Answer:
A. NaOH
B. 20 g
C. 18.4 g
D. 108%
Explanation:
Al₂O₃ + 6 NaOH + 12 HF ⇒ 2 Na₃AlF₆ + 9 H₂O
A. Since you have excess HF, this is not the limiting reagent. The two possibilities are Al₂O₃ and NaOH. Find out how many moles you have of each. Then, use the mole ratio in the chemical equation to find out how much product each reagent can produce. The reagent the produces the least is the limiting reagent. The molar mass of Al₂O₃ is 101.96 g/mol.
(6.55 g Al₂O₃)/(101.96 g/mol Al₂O₃) = 0.06424 mol Al₂O₃
(0.06424 mol Al₂O₃) × (2 mol Na₃AlF₆/1 mol Al₂O₃) = 0.12848 mol Na₃AlF₆
(1.75 L NaOH) × (0.15 M NaOH) = 0.2625 mol NaOH
(0.2625 mol NaOH) × (2 mol Na₃AlF₆/6 mol NaOH) = 0.0875 mol Na₃AlF₆
NaOH produces less product, making it the limiting reagent.
B. The actual yield is 20 g. This information is given in the problem.
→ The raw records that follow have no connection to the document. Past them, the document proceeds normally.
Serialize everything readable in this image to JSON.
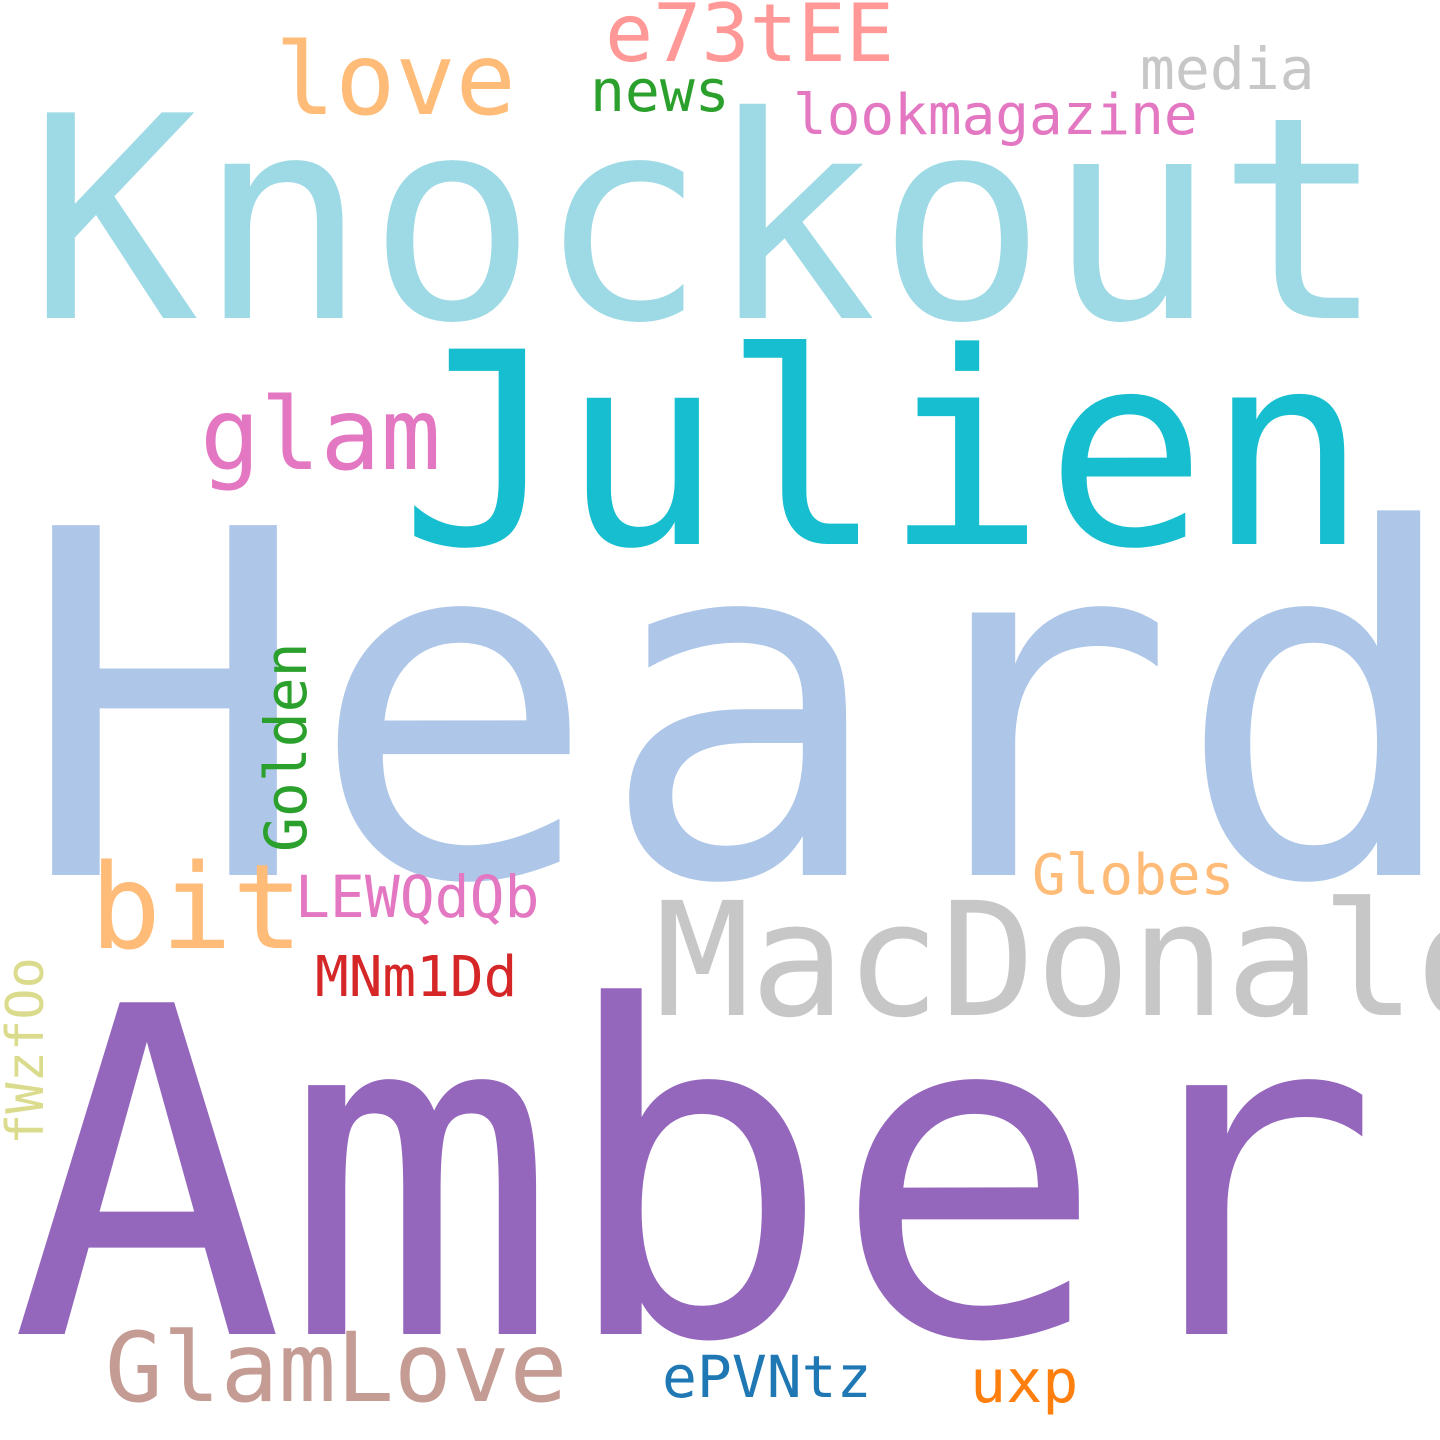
{
  "words": [
    {
      "id": "heard",
      "text": "Heard",
      "color": "#aec7e8"
    },
    {
      "id": "amber",
      "text": "Amber",
      "color": "#9467bd"
    },
    {
      "id": "knockout",
      "text": "Knockout",
      "color": "#9edae5"
    },
    {
      "id": "julien",
      "text": "Julien",
      "color": "#17becf"
    },
    {
      "id": "macdonald",
      "text": "MacDonald",
      "color": "#c7c7c7"
    },
    {
      "id": "glamlove",
      "text": "GlamLove",
      "color": "#c49c94"
    },
    {
      "id": "bit",
      "text": "bit",
      "color": "#ffbb78"
    },
    {
      "id": "glam",
      "text": "glam",
      "color": "#e377c2"
    },
    {
      "id": "love",
      "text": "love",
      "color": "#ffbb78"
    },
    {
      "id": "e73tee",
      "text": "e73tEE",
      "color": "#ff9896"
    },
    {
      "id": "media",
      "text": "media",
      "color": "#c7c7c7"
    },
    {
      "id": "lookmagazine",
      "text": "lookmagazine",
      "color": "#e377c2"
    },
    {
      "id": "news",
      "text": "news",
      "color": "#2ca02c"
    },
    {
      "id": "golden",
      "text": "Golden",
      "color": "#2ca02c"
    },
    {
      "id": "lewqdqb",
      "text": "LEWQdQb",
      "color": "#e377c2"
    },
    {
      "id": "globes",
      "text": "Globes",
      "color": "#ffbb78"
    },
    {
      "id": "mnm1dd",
      "text": "MNm1Dd",
      "color": "#d62728"
    },
    {
      "id": "fwzf0o",
      "text": "fWzfOo",
      "color": "#dbdb8d"
    },
    {
      "id": "epvntz",
      "text": "ePVNtz",
      "color": "#1f77b4"
    },
    {
      "id": "uxp",
      "text": "uxp",
      "color": "#ff7f0e"
    }
  ]
}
C. Since you know how much product you will get, convert moles of Na₃AlF₆ to grams to find actual yield. Use the value found for Na₃AlF₆ that you got from the limiting reagent. The molar mass is 209.94 g/mol.
(0.0875 mol Na₃AlF₆) × (209.94 g/mol Na₃AlF₆) = 18.4 g Na₃AlF₆
D. To find the percent yield, divide the actual yield by the theoretical yield and multiply by 100%.
(20 g)/(18.4 g) × 100% = 108%
If your percent yield is greater than 100% when performing a reaction, there has been a mistake somewhere. Either you recorded the numbers incorrectly or there has been some human error in your experiment. This might be the right answer for this problem, but you might want to double check to make sure the numbers you gave me were right.